A wave of homicides overwhelms Tijuana

TIJUANA, Mexico _ By the time the Red Cross ambulance pulled into a crowded apartment complex known as Torres del Lago, the man lying face down on a dirt lot was already dead.

Neighbors leaned out their windows on this warm Friday evening, taking in the activity below: flashing lights of patrol cars, forensic specialists dressed in white, members of the ambulance crew checking for vital signals. And outside the cordoned crime scene, two young women clasped in a tight embrace, one crying out for her brother: "Mi hermano, mi hermano."

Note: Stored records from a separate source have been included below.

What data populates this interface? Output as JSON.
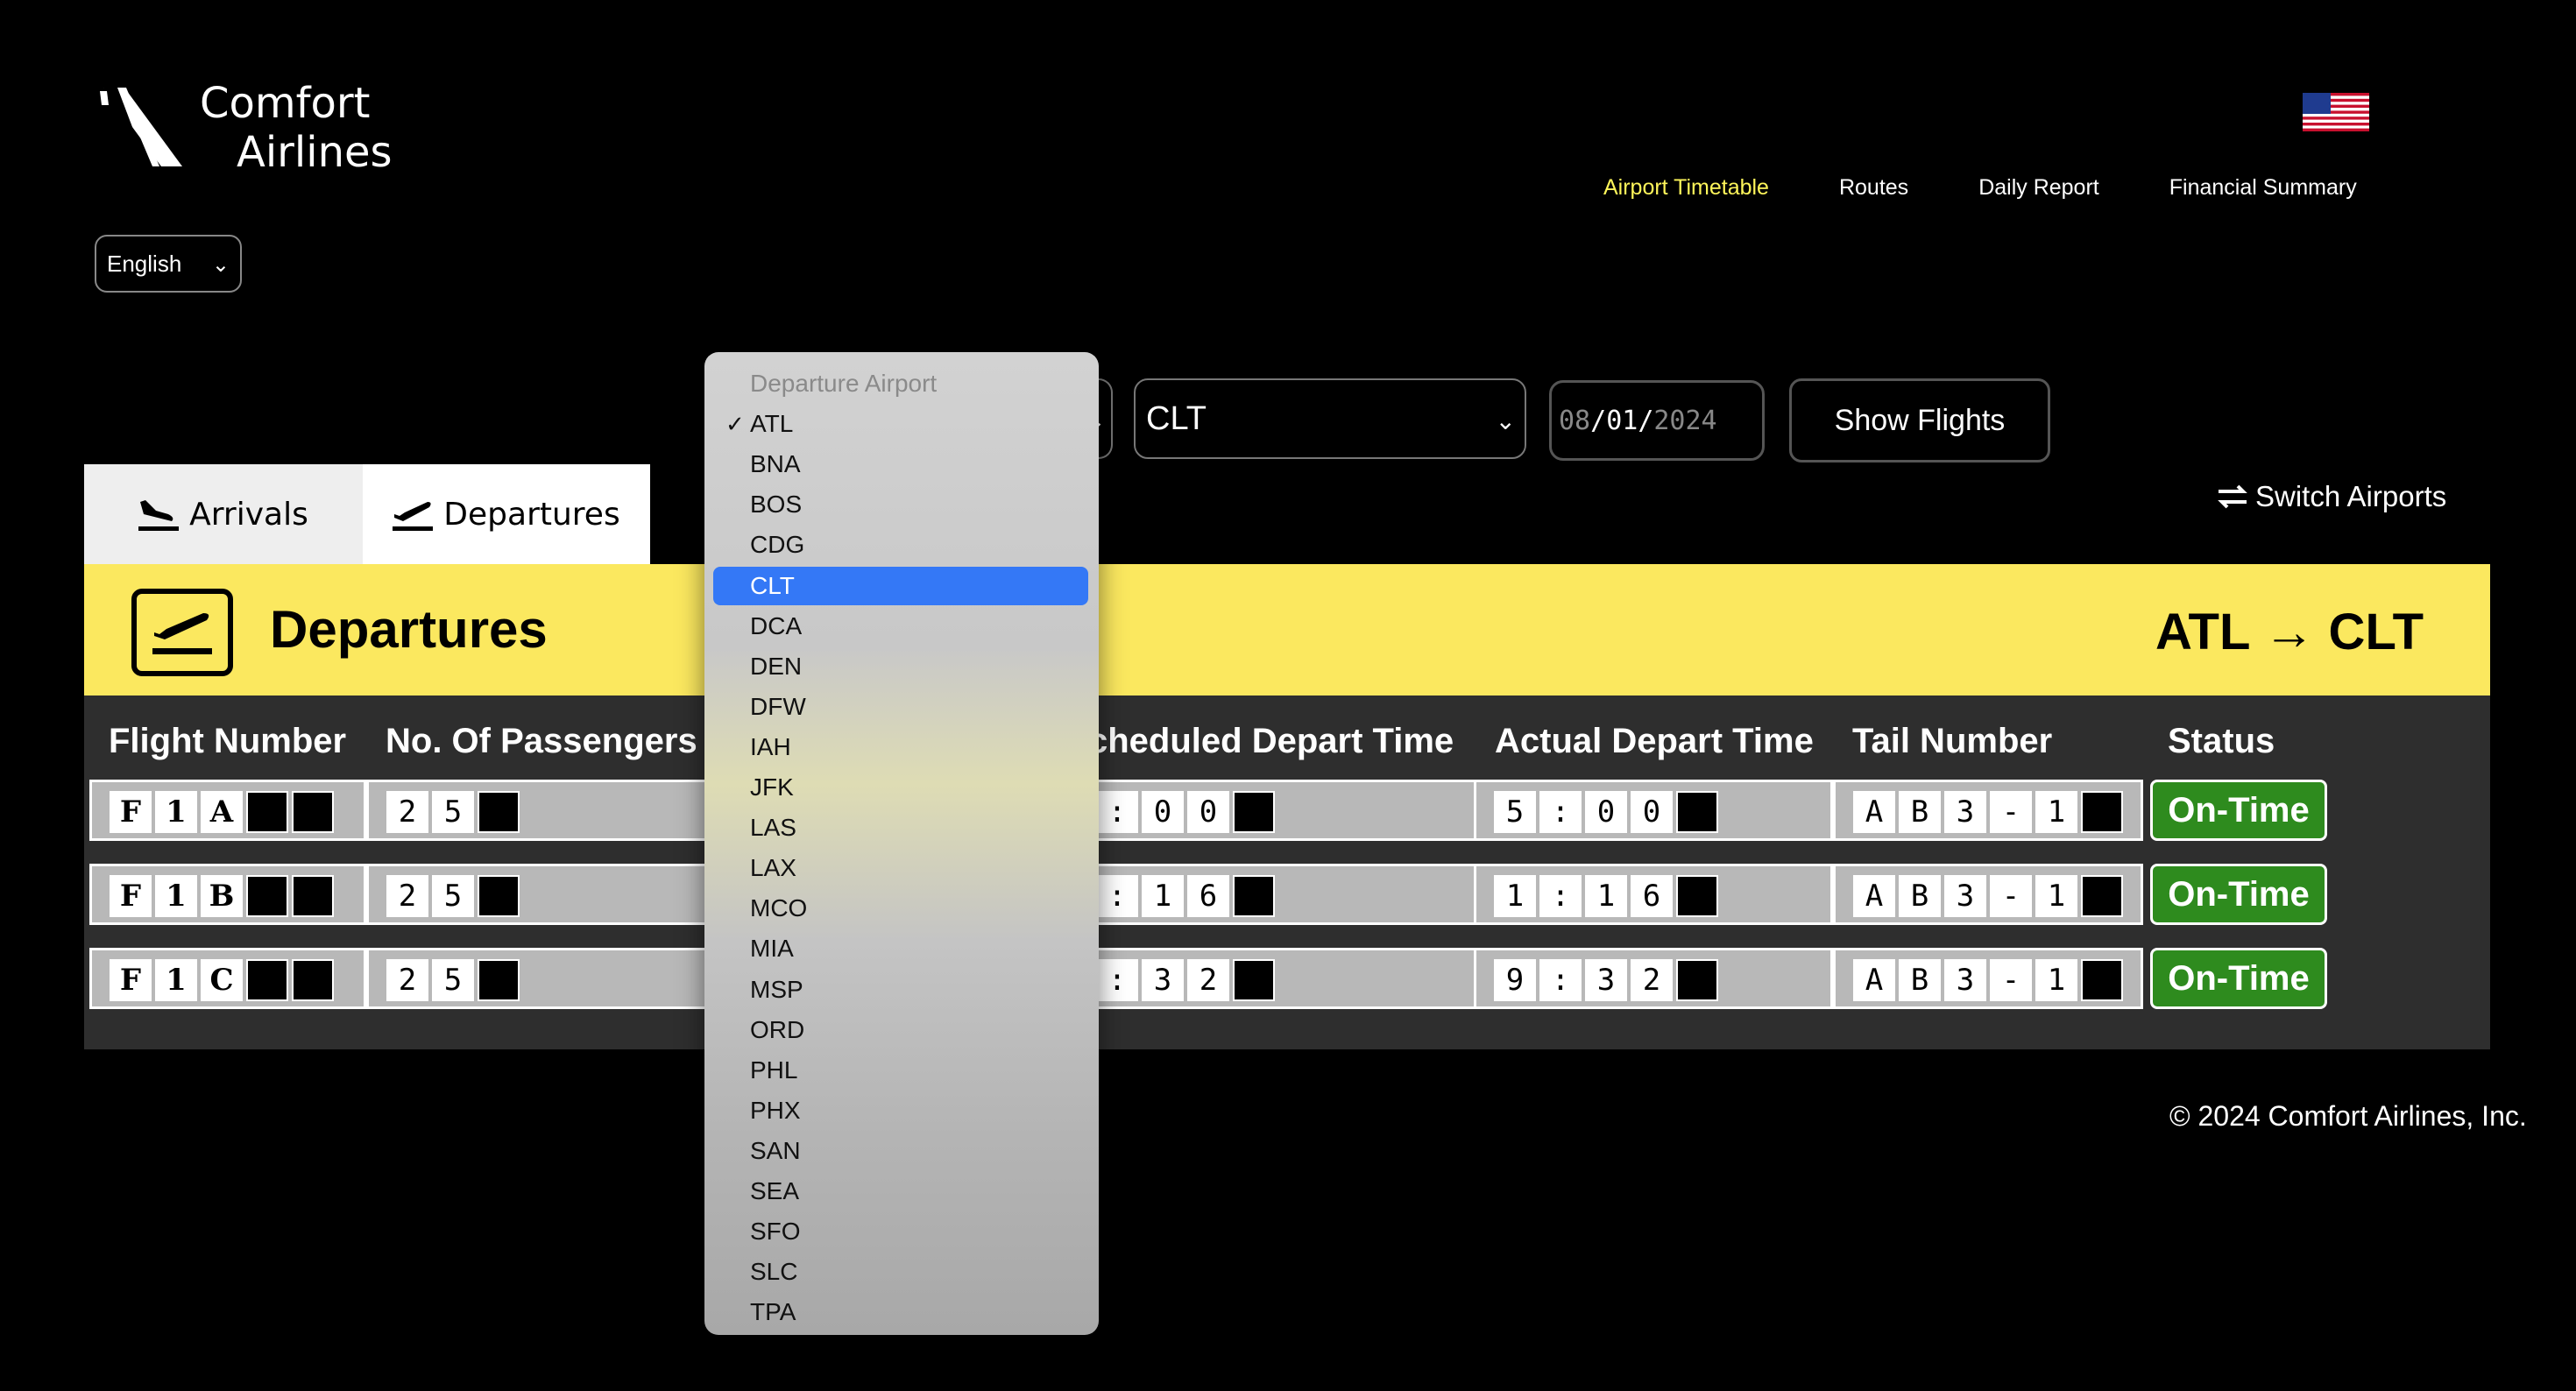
{
  "brand": {
    "line1": "Comfort",
    "line2": "Airlines"
  },
  "nav": [
    {
      "label": "Airport Timetable",
      "active": true
    },
    {
      "label": "Routes",
      "active": false
    },
    {
      "label": "Daily Report",
      "active": false
    },
    {
      "label": "Financial Summary",
      "active": false
    }
  ],
  "language": {
    "selected": "English"
  },
  "search": {
    "destination": "CLT",
    "date": {
      "month": "08",
      "day": "01",
      "year": "2024",
      "sep": "/"
    },
    "show_button": "Show Flights",
    "switch_label": "Switch Airports"
  },
  "tabs": {
    "arrivals": "Arrivals",
    "departures": "Departures"
  },
  "board": {
    "title": "Departures",
    "route": "ATL → CLT"
  },
  "table": {
    "headers": {
      "flight": "Flight Number",
      "passengers": "No. Of Passengers",
      "scheduled": "cheduled Depart Time",
      "actual": "Actual Depart Time",
      "tail": "Tail Number",
      "status": "Status"
    },
    "rows": [
      {
        "flight": [
          "F",
          "1",
          "A",
          "",
          ""
        ],
        "passengers": [
          "2",
          "5",
          ""
        ],
        "scheduled": [
          ":",
          "0",
          "0",
          ""
        ],
        "actual": [
          "5",
          ":",
          "0",
          "0",
          ""
        ],
        "tail": [
          "A",
          "B",
          "3",
          "-",
          "1",
          ""
        ],
        "status": "On-Time"
      },
      {
        "flight": [
          "F",
          "1",
          "B",
          "",
          ""
        ],
        "passengers": [
          "2",
          "5",
          ""
        ],
        "scheduled": [
          ":",
          "1",
          "6",
          ""
        ],
        "actual": [
          "1",
          ":",
          "1",
          "6",
          ""
        ],
        "tail": [
          "A",
          "B",
          "3",
          "-",
          "1",
          ""
        ],
        "status": "On-Time"
      },
      {
        "flight": [
          "F",
          "1",
          "C",
          "",
          ""
        ],
        "passengers": [
          "2",
          "5",
          ""
        ],
        "scheduled": [
          ":",
          "3",
          "2",
          ""
        ],
        "actual": [
          "9",
          ":",
          "3",
          "2",
          ""
        ],
        "tail": [
          "A",
          "B",
          "3",
          "-",
          "1",
          ""
        ],
        "status": "On-Time"
      }
    ]
  },
  "footer": "© 2024 Comfort Airlines, Inc.",
  "dropdown": {
    "placeholder": "Departure Airport",
    "checked": "ATL",
    "highlighted": "CLT",
    "options": [
      "ATL",
      "BNA",
      "BOS",
      "CDG",
      "CLT",
      "DCA",
      "DEN",
      "DFW",
      "IAH",
      "JFK",
      "LAS",
      "LAX",
      "MCO",
      "MIA",
      "MSP",
      "ORD",
      "PHL",
      "PHX",
      "SAN",
      "SEA",
      "SFO",
      "SLC",
      "TPA"
    ]
  },
  "colors": {
    "accent_yellow": "#fbe85f",
    "nav_active": "#fff65a",
    "status_green": "#2e8b1e",
    "select_blue": "#3478f6"
  }
}
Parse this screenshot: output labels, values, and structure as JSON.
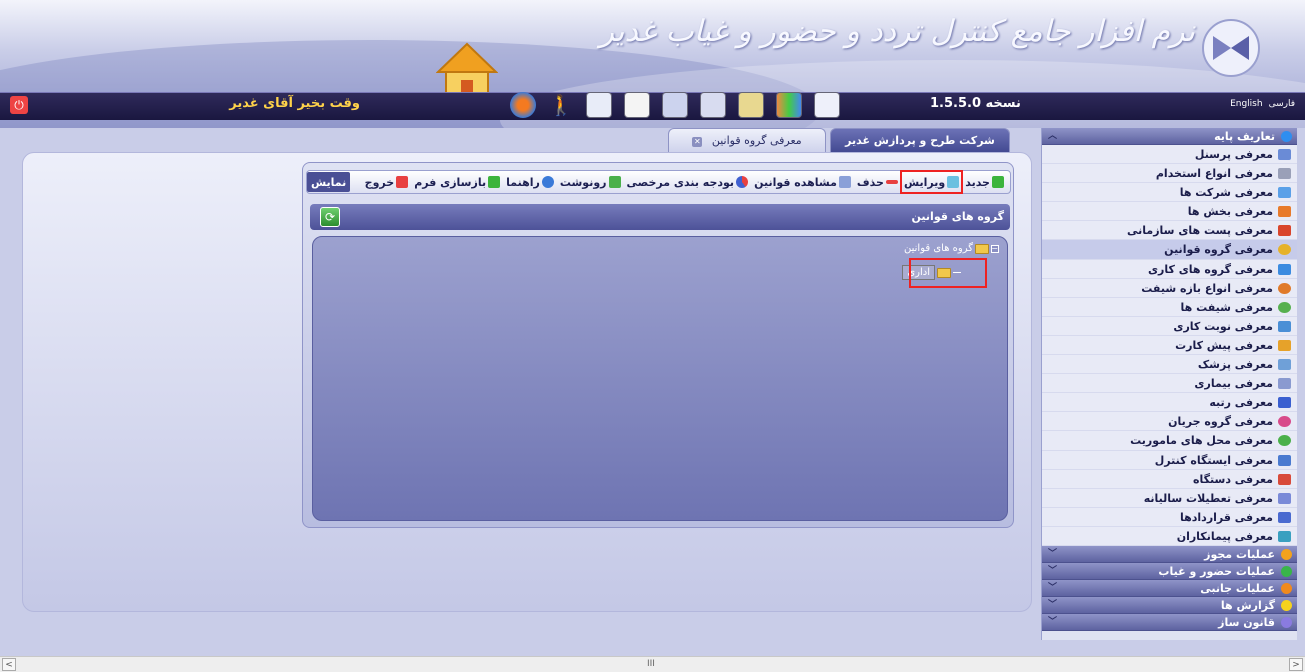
{
  "header": {
    "brand_title": "نرم افزار جامع کنترل تردد و حضور و غیاب غدیر",
    "welcome": "وقت بخیر آقای غدیر",
    "version": "نسخه 1.5.5.0",
    "lang_fa": "فارسی",
    "lang_en": "English"
  },
  "tabs": [
    {
      "label": "شرکت طرح و پردازش غدیر",
      "active": true
    },
    {
      "label": "معرفی گروه قوانین",
      "active": false
    }
  ],
  "toolbar": {
    "new": "جدید",
    "edit": "ویرایش",
    "delete": "حذف",
    "view_rules": "مشاهده قوانین",
    "leave_budget": "بودجه بندی مرخصی",
    "copy": "رونوشت",
    "help": "راهنما",
    "reload_form": "بازسازی فرم",
    "exit": "خروج",
    "show": "نمایش"
  },
  "panel": {
    "title": "گروه های قوانین"
  },
  "tree": {
    "root": "گروه های قوانین",
    "child": "اداری"
  },
  "sidebar": {
    "categories": [
      {
        "label": "تعاریف پایه",
        "color": "#2f8ef0",
        "expanded": true
      },
      {
        "label": "عملیات مجوز",
        "color": "#f2a21e",
        "expanded": false
      },
      {
        "label": "عملیات حضور و غیاب",
        "color": "#39b54a",
        "expanded": false
      },
      {
        "label": "عملیات جانبی",
        "color": "#f08a1e",
        "expanded": false
      },
      {
        "label": "گزارش ها",
        "color": "#f5d21e",
        "expanded": false
      },
      {
        "label": "قانون ساز",
        "color": "#8a7be0",
        "expanded": false
      }
    ],
    "items": [
      {
        "label": "معرفی پرسنل",
        "color": "#6a8bd6"
      },
      {
        "label": "معرفی انواع استخدام",
        "color": "#9aa0b8"
      },
      {
        "label": "معرفی شرکت ها",
        "color": "#5aa0e8"
      },
      {
        "label": "معرفی بخش ها",
        "color": "#e87a2a"
      },
      {
        "label": "معرفی پست های سازمانی",
        "color": "#d9452b"
      },
      {
        "label": "معرفی گروه قوانین",
        "color": "#e6b22a"
      },
      {
        "label": "معرفی گروه های کاری",
        "color": "#3b8be0"
      },
      {
        "label": "معرفی انواع بازه شیفت",
        "color": "#e07a2a"
      },
      {
        "label": "معرفی شیفت ها",
        "color": "#57b050"
      },
      {
        "label": "معرفی نوبت کاری",
        "color": "#4a8fd6"
      },
      {
        "label": "معرفی پیش کارت",
        "color": "#e6a22a"
      },
      {
        "label": "معرفی پزشک",
        "color": "#6fa0d8"
      },
      {
        "label": "معرفی بیماری",
        "color": "#8a9ad0"
      },
      {
        "label": "معرفی رتبه",
        "color": "#3a5fd0"
      },
      {
        "label": "معرفی گروه جریان",
        "color": "#d84a8a"
      },
      {
        "label": "معرفی محل های ماموریت",
        "color": "#4ab04a"
      },
      {
        "label": "معرفی ایستگاه کنترل",
        "color": "#4a7ad0"
      },
      {
        "label": "معرفی دستگاه",
        "color": "#d84a3a"
      },
      {
        "label": "معرفی تعطیلات سالیانه",
        "color": "#7a8ad8"
      },
      {
        "label": "معرفی قراردادها",
        "color": "#4a6ad0"
      },
      {
        "label": "معرفی پیمانکاران",
        "color": "#3aa0c0"
      }
    ],
    "active_item": "معرفی گروه قوانین"
  },
  "scrollbar": {
    "grip": "III"
  }
}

Such scenes have been playing out largely in Tijuana's vast working-class neighborhoods in recent months as the violence rises to record levels. So far this year, there have been more than 1,025 victims, according to the Baja California Attorney General's Office, many of them believed to be connected in some way to the neighborhood drug trade.

The sum surpasses last year's total of 910, which had set a record for this city of some 1.8 million residents. During just one week in August, 48 people lost their lives in homicides, nearly the same total of homicide victims in the city of San Diego all of last year.

The flood of victims has overwhelmed homicide investigators, leaving nearly 9 out of 10 crimes unsolved. The state medical examiner's office is struggling with too little space and too few staff as the bodies don't stop arriving and often linger for too long. The city's Red Cross, which responds to 98 percent of Tijuana's ambulance calls, has handled twice as many shootings as last year. In many cases, the victims are already dead by the time the ambulance arrives.